The Plague

by: Albert Camus

Part II: Chapters 15-17

Summary Part II: Chapters 15-17

Tarrou is impatient with the authorities' inability to recognize the plague as a collective disaster. They engage in their own form of denial with daily death statistics and bombastic talk about whether 130 deaths as opposed to 150 is a "victory." They do not respond to the deadly menace of the plague with real, devoted action. Most of the public chooses to complain about the state of affairs, but Tarrou is one individual who decides to do something about it. Because the authorities have not really made a concerted effort to recruit volunteers, Tarrou takes on that responsibility for himself. He does not believe in forcing people to fight the plague. It is only meaningful if people volunteer their time and efforts; he refuses to see people condemned to death, in contrast to Paneloux.

Paneloux believes that there is a "Truth" behind the plague. However, for Rieux and Tarrou, "truth" is a matter of recognizing the plague as a collective disaster that must be opposed. As a doctor, Rieux has frequently seen people face impending death. One patient declared her resistance to death even as she took her last breath. The dying realize the utter futility of their resistance, yet many of them declare defiance anyway. Rieux does not harshly condemn Paneloux because he views the clergyman as merely ignorant. Paneloux has not watched plague victims struggle with the excruciating pain of the disease. Neither has he seen the implacable manner in which the plague continues to kill its victims despite their intense desire to continue living.

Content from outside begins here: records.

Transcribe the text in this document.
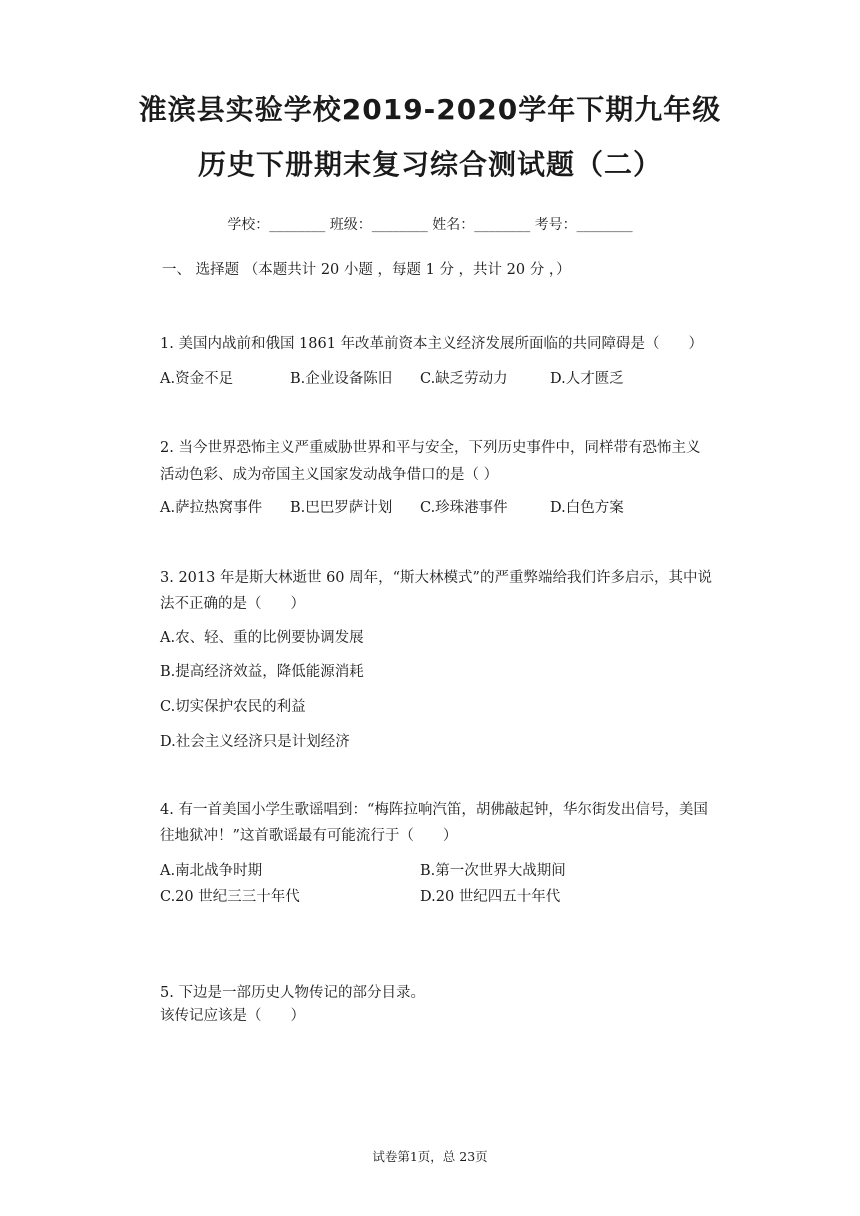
淮滨县实验学校2019-2020学年下期九年级
历史下册期末复习综合测试题（二）
学校：________ 班级：________ 姓名：________ 考号：________
一、 选择题 （本题共计 20 小题 ，每题 1 分 ，共计 20 分 ，）
1. 美国内战前和俄国 1861 年改革前资本主义经济发展所面临的共同障碍是（　　）
A.资金不足	B.企业设备陈旧 C.缺乏劳动力	D.人才匮乏
2. 当今世界恐怖主义严重威胁世界和平与安全，下列历史事件中，同样带有恐怖主义
活动色彩、成为帝国主义国家发动战争借口的是（ ）
A.萨拉热窝事件 B.巴巴罗萨计划 C.珍珠港事件	D.白色方案
3. 2013 年是斯大林逝世 60 周年，“斯大林模式”的严重弊端给我们许多启示，其中说
法不正确的是（　　）
A.农、轻、重的比例要协调发展
B.提高经济效益，降低能源消耗
C.切实保护农民的利益
D.社会主义经济只是计划经济
4. 有一首美国小学生歌谣唱到：“梅阵拉响汽笛，胡佛敲起钟，华尔街发出信号，美国
往地狱冲！”这首歌谣最有可能流行于（　　）
A.南北战争时期	B.第一次世界大战期间
C.20 世纪三三十年代	D.20 世纪四五十年代
5. 下边是一部历史人物传记的部分目录。
该传记应该是（　　）
试卷第1页，总 23页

Rieux's personal life experience has taught him what ignorance can do. He did not choose the medical profession out of ideals of heroism. He only learned what it meant to be a doctor when he saw his first patient die. His experience has taught him about the absurdity of human existence. Human beings are condemned to die from birth, yet most people have an intense attachment to life. Rieux decided then that his duty is simply to fight death with all of his resources. Since he does not believe in God or the afterlife, Rieux believes that the here and now is all that matters. Although the anti-plague efforts seem to make no difference, he is unwilling to consent passively to death. He gives meaning to his life by choosing to accept the absurdity that his struggle against death is a never-ending defeat even though denial and inaction are much easier.

It might seem that Cottard's delight in the plague is due to his participation in the profitable smuggling trade that it spawns. However, his happiness is also due to his relief that everyone in the city now shares his terror. Prior to the epidemic, he was alone in his fear. Nevertheless, he fails to make the crucial connection with others that Tarrou, Rieux, and eventually Rambert, make. Although everyone in Oran is now afraid, he is still alone in his suffering. Others share their distress by contributing to the collective anti-plague struggle. He states that it's not his job to help fight the plague. However, this is no different from what many people thought before Tarrou's extensive recruiting effort. He is indifferent to the scale of death brought by the plague because of his selfish obsession with his personal suffering.

Rieux offers Grand as a "hero" because he does not believe in idealized ideas of "heroism." The capacity for good deeds, he asserts, exists in every person, not a few, noble, exceptional people. A very few people commit truly exceptional good deeds, but the numerous little good deeds are, on the whole, more important and more meaningful.